I think we are only starting to understand just how revolutionary the social impact of FOSS is.

When did you become interested?

I have been interested in FOSS for a long time, now but probably it became a much larger part of my professional life when I joined the World Bank in 2001. I was lucky to work with a group there that was one of the first, in the Bank, to champion the usage and development of the FOSS software.

What roles have you played / actions taken in the open source community? In what activities have you participated?

I have helped organizations adopt FOSS software, migrate to FOSS software. I have contributed to and participated in several FOSS projects.

From your perspective, what primary factors influence or discourage diffusion and adoption?

It is a very complex subject that is hard to answer in several sentences. If I had to name just several of the reasons I would say: lack of knowledge and understanding amongst the decision-making managers, lack of professional support for the FOSS components (there has been significant progress in this regard, lately, though), lack of legislature promoting FOSS as a public good, tremendous amount of lobbing and blocking from large proprietary vendors who see FOSS as a threat to their businesses.

In the future, what role do you see FOSS playing? In private sector? In the public sector? In the US? Abroad? Which countries?
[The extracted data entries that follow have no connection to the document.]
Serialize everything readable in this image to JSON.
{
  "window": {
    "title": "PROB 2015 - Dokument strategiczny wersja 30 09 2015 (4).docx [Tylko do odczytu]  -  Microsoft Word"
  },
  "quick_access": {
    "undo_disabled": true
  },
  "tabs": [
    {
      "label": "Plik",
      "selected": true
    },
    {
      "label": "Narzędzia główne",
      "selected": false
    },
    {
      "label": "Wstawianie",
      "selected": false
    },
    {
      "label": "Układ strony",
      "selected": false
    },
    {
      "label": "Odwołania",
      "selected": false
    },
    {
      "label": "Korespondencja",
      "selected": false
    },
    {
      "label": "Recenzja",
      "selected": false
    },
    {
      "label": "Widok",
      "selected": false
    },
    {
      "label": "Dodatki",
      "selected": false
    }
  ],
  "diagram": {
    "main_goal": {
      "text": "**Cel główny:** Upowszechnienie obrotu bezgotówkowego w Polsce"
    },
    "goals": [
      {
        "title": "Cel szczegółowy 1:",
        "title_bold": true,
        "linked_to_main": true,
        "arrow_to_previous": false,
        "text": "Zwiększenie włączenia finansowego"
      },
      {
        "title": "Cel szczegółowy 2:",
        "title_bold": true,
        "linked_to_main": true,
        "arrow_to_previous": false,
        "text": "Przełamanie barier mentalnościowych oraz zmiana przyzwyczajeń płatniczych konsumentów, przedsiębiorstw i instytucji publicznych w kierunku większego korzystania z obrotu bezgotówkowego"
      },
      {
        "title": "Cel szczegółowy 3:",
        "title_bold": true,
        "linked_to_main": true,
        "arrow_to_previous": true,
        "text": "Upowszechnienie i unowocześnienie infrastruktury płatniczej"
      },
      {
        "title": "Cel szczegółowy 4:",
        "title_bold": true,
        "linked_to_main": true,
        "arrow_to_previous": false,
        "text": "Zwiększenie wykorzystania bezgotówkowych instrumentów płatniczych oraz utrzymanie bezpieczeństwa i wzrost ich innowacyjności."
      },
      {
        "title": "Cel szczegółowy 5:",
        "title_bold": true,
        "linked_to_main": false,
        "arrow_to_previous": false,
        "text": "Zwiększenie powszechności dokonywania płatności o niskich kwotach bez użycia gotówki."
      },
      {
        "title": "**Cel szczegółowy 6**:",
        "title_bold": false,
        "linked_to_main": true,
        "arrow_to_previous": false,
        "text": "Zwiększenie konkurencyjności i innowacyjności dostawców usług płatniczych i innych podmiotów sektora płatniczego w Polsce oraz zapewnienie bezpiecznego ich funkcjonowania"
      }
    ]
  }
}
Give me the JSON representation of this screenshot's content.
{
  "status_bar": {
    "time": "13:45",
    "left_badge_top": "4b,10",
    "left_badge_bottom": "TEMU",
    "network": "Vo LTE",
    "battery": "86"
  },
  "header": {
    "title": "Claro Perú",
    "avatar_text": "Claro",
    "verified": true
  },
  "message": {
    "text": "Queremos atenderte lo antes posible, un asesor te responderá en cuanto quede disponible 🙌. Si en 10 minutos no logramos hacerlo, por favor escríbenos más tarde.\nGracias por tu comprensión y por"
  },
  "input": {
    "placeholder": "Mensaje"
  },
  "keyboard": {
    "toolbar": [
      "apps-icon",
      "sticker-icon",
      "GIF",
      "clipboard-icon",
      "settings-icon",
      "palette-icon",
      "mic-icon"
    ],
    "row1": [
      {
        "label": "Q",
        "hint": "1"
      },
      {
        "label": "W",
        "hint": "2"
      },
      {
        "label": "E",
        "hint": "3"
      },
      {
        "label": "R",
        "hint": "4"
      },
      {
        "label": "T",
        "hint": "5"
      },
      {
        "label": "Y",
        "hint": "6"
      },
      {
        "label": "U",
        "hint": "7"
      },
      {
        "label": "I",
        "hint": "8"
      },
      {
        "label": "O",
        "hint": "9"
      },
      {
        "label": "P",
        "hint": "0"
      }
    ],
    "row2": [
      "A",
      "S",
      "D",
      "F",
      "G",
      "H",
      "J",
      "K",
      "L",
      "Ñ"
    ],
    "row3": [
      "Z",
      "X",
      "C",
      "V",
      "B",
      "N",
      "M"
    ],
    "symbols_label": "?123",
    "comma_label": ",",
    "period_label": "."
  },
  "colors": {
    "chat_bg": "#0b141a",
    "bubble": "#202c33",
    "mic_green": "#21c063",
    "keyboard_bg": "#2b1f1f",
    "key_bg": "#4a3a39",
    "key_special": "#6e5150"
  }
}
I think, just like any other strategic decision, adopting FOSS is a business decision. We just discussed what could be incentives for business managers to go FOSS way. These incentives are not only valid in certain geographical location or industry segments. Where will people be smart enough to not ignore FOSS and at least seriously consider it? I don’t know. I hope – everywhere, eventually.

As far as the development of FOSS products goes, I firmly believe that FOSS can be a viable business model. Don't get me wrong, not all software can or may be FOSS, but FOSS products can definitely generate revenue, just as well as their proprietary counterparts do. There are numerous examples of successful FOSS companies so I do not see a reason why others should not try when appropriate.

Do you think government should formally encourage FOSS development via policy vehicles or let market forces drive development?

I do think that governments must encourage FOSS. As a matter of fact, there are governments that already do it. Governments of Brazil and Bavaria are good examples.

I think the real problem is in the minds of the vendors who are resistant and/or unable to adapt and start thinking the new way. They are so used to capitalizing on patents and restrictive licenses that are unable to think outside of that tiny box. They don’t notice that it is not the only and always the best way profits can be generated. If you think how ridiculous some patents are, you will not be too surprised that there are people who request software patents to be abolished entirely.

I am far from thinking that all software must be FOSS, but FOSS and proprietary software must be put at equal terms. Once that is done, market forces will determine what is the best model for each particular case.

I think, this is one of the areas where governments can step up. Old legislature related to intellectual property rights and patents must be changed. It must be brought in consistency with the new reality.